All to say that I believe it is important to support entrepreneurship and to support businesses that create jobs that compensate their employees fairly, that provide good working conditions and that are good responsible citizens.

Over all those years, I learned that it is important for us to support our local businesses, and larger employers that are fair to their employees.

But I believe that in the policy world – the world of the rules that our leaders work to put in place, to create fairness – there must be a balance so that all of our needs can be met.

In a small community like ours, it is easy, when our Chamber of Commerce advertises as our “community-based” Chamber of Commerce to think that it is.

It is true, they support our local efforts in many ways, and that is a good thing.

But we must remember that the Chamber exists primarily to advocate for the needs of their members, which are almost exclusively businesses.

Nothing wrong with that.  Just as unions advocate for the needs of the workers they represent. Or how the Democratic Party or the Republican Party advocate for their candidates. That is why they exist.

The problem is that often, the residents do not have their own advocates.

Let’s just take one issue – the issue of restrictive parking.  In a press release, Steve Rose, who has headed the Chamber for over 27 years, gives us his opinion about the “sharing economy.”

“Another issue facing local Nimbys is restrictive parking in residential neighborhoods that attempts to keep local employees and customers from parking in the neighborhoods. How are locals going to handle this intrusion into their neighborhoods?”

This is despite the fact that the existing guidelines for establishing parking districts – that the City Council approved – define a process that gives residents of any particular street the right to establish a parking district, if they can get a super majority of residents to approve it. The Chamber seems to want to do away with these protections so that our streets can become the parking lots for local businesses.

They will succeed in doing this as long as we, the residents, don’t have a voice in the City Council that can counter the voice of the two Chamber-endorsed Council members who will not be retiring – Jeff Cooper and Jim Clarke.

Mr. Cooper has been advocating for this by suggesting that we should have two-hour parking all over Culver City.

Just consider the resources our city would have to spend to enforce this, if it is even possible.

How to Avoid Intrusion

We already know that the city is perfectly capable of building parking lots to avoid the intrusion of cars into our neighborhoods.  We also know that we are working hard to rely more on public transit to take us places (to the beach soon!).
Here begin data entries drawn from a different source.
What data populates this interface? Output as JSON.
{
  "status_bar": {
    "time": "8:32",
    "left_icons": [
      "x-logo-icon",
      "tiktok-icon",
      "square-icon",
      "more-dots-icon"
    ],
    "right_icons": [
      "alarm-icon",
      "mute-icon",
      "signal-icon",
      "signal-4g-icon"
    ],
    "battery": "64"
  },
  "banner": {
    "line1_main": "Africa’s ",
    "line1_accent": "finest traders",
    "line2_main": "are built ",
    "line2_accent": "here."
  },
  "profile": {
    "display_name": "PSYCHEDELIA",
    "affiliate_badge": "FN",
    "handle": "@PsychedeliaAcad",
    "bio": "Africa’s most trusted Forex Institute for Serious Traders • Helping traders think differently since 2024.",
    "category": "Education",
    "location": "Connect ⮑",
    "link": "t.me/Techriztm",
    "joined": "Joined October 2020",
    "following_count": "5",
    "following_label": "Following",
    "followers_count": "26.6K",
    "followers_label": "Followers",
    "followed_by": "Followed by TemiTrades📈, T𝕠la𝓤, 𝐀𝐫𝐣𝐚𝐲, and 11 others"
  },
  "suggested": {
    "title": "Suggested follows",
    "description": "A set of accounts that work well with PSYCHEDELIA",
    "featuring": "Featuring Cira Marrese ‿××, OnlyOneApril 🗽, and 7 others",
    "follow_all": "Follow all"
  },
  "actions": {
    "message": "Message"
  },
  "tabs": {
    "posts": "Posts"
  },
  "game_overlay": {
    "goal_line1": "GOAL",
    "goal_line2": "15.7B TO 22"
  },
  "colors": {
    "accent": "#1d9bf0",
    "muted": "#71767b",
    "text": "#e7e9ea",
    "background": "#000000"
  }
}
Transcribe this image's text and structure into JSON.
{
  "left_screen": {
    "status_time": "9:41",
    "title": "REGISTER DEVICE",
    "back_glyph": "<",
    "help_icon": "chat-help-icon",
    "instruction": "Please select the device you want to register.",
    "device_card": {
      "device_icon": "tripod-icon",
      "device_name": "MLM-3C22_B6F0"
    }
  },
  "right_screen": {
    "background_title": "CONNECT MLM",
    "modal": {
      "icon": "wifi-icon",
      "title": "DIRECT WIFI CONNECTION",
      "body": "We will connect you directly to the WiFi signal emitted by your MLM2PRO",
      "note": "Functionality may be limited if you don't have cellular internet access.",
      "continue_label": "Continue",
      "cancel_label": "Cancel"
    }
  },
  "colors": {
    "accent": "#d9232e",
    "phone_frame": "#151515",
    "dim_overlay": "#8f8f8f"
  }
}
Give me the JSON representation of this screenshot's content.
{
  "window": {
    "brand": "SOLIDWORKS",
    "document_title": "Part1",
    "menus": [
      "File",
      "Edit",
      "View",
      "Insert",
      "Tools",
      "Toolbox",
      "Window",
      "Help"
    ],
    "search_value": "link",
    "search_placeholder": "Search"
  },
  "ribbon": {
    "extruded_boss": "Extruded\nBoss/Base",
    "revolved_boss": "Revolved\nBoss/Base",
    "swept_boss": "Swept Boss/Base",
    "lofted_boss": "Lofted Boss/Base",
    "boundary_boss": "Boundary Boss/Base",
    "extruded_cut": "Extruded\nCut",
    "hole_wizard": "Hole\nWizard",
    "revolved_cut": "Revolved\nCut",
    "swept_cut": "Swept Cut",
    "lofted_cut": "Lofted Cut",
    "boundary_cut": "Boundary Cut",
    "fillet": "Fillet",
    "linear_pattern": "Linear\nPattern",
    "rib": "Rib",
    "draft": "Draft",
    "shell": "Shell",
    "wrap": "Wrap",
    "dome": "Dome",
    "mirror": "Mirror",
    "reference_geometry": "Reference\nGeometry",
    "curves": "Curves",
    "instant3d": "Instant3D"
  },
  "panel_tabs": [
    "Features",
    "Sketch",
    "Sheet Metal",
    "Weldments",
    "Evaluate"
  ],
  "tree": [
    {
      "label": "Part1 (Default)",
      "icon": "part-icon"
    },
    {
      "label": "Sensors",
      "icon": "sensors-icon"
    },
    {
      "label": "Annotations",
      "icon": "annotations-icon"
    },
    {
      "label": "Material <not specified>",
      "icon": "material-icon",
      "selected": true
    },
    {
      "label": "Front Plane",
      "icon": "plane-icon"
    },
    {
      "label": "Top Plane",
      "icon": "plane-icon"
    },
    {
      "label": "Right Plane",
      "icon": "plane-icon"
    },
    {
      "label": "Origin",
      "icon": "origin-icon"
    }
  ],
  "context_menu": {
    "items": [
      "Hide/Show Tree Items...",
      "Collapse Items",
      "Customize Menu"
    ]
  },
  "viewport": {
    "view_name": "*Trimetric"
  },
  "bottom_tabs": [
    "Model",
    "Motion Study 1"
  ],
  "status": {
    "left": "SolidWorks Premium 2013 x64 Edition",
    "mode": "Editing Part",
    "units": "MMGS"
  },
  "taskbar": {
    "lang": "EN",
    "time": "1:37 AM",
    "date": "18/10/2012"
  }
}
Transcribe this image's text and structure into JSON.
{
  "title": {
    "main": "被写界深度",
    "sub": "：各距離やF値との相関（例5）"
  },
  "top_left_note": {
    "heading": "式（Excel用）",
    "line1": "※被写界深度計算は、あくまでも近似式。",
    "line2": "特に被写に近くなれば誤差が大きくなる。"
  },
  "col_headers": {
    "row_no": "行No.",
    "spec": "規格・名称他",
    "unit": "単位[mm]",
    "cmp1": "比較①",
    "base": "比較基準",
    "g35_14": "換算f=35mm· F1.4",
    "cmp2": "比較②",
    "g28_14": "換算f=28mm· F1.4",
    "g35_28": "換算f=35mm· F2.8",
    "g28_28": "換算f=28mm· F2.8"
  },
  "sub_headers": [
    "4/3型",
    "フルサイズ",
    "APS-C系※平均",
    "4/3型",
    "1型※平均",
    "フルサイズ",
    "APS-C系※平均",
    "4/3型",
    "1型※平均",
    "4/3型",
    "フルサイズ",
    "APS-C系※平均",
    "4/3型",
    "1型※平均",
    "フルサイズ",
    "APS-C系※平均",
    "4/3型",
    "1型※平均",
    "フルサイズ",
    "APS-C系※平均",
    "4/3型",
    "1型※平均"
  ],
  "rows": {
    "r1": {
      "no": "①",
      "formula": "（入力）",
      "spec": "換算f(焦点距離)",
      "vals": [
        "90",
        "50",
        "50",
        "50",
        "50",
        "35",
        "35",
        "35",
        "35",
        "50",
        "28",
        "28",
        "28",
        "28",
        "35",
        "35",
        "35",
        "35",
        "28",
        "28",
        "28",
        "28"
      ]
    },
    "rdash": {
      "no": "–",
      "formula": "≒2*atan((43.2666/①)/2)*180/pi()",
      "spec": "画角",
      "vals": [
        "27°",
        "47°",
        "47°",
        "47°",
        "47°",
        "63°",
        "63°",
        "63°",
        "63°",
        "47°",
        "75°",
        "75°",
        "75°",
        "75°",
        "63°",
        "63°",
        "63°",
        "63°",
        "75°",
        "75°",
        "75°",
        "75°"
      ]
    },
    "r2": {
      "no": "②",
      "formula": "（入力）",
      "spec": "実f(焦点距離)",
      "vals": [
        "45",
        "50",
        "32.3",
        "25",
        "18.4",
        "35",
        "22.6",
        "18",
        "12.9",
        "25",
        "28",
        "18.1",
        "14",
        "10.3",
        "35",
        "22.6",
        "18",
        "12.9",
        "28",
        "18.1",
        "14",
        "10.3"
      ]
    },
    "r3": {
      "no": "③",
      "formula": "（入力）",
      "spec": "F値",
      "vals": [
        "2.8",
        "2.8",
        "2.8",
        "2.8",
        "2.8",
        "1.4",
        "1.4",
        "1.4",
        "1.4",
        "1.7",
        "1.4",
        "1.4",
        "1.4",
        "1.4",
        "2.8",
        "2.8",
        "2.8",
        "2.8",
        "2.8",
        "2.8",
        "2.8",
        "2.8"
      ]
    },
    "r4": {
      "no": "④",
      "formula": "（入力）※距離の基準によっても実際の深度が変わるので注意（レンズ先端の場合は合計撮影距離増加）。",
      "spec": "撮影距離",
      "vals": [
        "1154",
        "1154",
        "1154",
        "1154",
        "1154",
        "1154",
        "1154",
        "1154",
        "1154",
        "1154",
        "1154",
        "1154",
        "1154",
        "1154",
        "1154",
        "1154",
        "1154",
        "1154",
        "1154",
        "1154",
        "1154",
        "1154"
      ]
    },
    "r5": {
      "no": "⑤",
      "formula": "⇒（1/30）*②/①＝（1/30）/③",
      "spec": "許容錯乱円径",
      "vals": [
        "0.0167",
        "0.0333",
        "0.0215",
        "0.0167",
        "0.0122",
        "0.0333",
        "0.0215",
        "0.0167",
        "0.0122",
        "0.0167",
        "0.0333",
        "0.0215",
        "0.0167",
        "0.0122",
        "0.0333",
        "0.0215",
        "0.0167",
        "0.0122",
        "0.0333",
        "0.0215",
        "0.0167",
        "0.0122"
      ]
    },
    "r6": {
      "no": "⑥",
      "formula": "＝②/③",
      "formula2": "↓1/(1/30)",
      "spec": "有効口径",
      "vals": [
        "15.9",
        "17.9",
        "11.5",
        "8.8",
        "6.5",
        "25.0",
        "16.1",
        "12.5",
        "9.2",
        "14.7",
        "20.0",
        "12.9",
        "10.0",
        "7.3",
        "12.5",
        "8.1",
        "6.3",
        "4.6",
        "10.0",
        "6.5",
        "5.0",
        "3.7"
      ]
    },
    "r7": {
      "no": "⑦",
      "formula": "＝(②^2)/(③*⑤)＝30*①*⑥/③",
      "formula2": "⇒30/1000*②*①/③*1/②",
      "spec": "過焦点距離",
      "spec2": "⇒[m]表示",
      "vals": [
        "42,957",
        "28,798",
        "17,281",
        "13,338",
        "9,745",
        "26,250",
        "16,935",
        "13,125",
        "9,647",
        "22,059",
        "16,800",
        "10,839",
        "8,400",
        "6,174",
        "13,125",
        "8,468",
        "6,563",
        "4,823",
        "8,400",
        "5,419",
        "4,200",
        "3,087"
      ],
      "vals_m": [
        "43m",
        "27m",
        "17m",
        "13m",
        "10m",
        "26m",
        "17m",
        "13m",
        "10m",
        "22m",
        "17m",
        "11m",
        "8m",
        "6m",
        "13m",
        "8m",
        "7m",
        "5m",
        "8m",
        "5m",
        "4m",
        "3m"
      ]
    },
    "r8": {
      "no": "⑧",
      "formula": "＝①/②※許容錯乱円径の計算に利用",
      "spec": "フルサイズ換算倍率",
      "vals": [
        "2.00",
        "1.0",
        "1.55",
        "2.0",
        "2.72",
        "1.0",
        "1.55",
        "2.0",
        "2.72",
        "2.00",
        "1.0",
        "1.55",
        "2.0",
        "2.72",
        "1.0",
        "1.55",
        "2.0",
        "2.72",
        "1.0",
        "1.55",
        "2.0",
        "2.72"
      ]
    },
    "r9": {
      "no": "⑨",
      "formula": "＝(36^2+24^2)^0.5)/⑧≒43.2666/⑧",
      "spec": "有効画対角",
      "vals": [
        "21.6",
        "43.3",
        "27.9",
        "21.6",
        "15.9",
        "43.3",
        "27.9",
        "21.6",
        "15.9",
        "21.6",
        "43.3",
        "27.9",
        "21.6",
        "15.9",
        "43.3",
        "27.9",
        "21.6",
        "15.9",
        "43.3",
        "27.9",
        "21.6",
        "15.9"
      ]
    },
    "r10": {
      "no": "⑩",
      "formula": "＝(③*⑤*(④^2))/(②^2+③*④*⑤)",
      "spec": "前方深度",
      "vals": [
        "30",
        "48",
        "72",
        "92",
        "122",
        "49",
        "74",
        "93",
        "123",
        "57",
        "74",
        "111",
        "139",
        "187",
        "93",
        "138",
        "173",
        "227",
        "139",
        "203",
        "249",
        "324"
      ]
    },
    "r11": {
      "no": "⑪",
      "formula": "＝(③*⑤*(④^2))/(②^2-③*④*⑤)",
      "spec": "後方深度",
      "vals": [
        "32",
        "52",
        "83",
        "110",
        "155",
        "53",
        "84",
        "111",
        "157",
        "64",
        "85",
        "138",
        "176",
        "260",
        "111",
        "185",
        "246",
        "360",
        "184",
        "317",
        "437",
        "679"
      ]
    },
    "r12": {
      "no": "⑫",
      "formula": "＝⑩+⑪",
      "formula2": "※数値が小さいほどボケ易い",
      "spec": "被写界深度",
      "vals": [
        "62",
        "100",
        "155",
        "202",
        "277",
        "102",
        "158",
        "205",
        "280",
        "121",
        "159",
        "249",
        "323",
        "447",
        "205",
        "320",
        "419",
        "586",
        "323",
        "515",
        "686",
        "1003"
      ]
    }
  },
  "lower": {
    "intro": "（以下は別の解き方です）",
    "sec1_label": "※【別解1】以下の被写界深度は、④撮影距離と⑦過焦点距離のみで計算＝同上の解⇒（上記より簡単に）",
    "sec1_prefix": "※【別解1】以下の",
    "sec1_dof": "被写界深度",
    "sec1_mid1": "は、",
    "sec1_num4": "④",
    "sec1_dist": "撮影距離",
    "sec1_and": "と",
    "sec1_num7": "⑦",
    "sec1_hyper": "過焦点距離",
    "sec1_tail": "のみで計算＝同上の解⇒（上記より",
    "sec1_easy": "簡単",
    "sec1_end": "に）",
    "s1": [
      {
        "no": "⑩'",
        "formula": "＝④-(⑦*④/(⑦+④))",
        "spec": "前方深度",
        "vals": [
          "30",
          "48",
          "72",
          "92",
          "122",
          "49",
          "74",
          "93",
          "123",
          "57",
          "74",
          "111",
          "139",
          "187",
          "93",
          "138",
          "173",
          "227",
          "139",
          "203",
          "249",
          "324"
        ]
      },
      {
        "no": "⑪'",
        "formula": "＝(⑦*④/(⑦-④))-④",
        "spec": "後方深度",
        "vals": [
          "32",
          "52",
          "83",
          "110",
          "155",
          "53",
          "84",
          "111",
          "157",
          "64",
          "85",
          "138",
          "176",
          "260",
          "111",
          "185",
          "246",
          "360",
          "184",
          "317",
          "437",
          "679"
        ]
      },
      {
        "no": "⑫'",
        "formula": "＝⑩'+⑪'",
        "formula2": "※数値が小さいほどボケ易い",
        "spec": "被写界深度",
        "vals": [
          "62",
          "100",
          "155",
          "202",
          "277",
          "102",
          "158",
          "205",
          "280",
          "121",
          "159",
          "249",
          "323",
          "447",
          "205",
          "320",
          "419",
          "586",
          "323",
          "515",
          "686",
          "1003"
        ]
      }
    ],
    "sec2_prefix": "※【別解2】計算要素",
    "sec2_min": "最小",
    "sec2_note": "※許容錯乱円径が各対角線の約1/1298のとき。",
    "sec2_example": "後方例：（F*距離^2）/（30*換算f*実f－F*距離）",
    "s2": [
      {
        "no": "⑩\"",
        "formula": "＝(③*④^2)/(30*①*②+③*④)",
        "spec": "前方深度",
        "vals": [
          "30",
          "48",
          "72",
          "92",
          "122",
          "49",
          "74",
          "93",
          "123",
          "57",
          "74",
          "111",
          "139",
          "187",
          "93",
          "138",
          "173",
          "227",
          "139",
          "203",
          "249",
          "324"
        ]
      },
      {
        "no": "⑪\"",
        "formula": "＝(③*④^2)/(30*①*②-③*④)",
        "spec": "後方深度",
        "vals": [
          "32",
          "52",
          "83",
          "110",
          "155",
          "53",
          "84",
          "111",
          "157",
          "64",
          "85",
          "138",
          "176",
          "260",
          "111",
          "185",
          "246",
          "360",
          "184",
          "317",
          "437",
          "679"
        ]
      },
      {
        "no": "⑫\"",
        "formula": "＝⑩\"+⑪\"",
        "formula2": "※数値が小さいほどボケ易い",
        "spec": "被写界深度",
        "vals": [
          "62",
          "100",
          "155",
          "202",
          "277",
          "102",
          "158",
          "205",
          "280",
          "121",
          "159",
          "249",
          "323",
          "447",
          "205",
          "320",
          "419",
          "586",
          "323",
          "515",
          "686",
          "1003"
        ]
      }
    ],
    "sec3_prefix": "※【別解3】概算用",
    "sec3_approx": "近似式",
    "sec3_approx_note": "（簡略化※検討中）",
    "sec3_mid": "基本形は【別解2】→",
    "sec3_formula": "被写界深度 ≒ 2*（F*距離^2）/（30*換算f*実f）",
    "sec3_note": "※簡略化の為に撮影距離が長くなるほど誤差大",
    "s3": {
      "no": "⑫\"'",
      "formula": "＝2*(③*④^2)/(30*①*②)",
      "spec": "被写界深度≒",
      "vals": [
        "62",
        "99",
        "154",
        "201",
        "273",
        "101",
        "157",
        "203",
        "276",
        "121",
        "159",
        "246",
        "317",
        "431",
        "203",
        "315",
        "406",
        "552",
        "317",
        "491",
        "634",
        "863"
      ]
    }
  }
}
Importantly, we have rules in place for protecting residents who are facing excessive parking intrusion.  These rules are currently being challenged by setting dangerous precedents. I wrote about it here.

Of equal importance, the Chamber of Commerce has historically been a player in ensuring the leaders it has endorsed refuse to address the important issue of affordable housing in our community. I wrote about it here.

Finally, the voice of renters in our community is not being heard in Culver City as long as the Chamber has a majority on the City Council.   I wrote about the challenges they are facing with the latest explosion in rent hikes here.

We need economic development. Businesses need a voice.  But residents’ voices also matter.

There has not been a better voice for the needs of residents than Councilmember Meghan Sahli-Wells.  Let’s get her re-elected.  Let’s elect Daniel Lee, a renter.  And Thomas Small, who understands how critical design and traffic management are to building a better city.

Today is Election Day.  Vote for candidates who respect residents’ voices.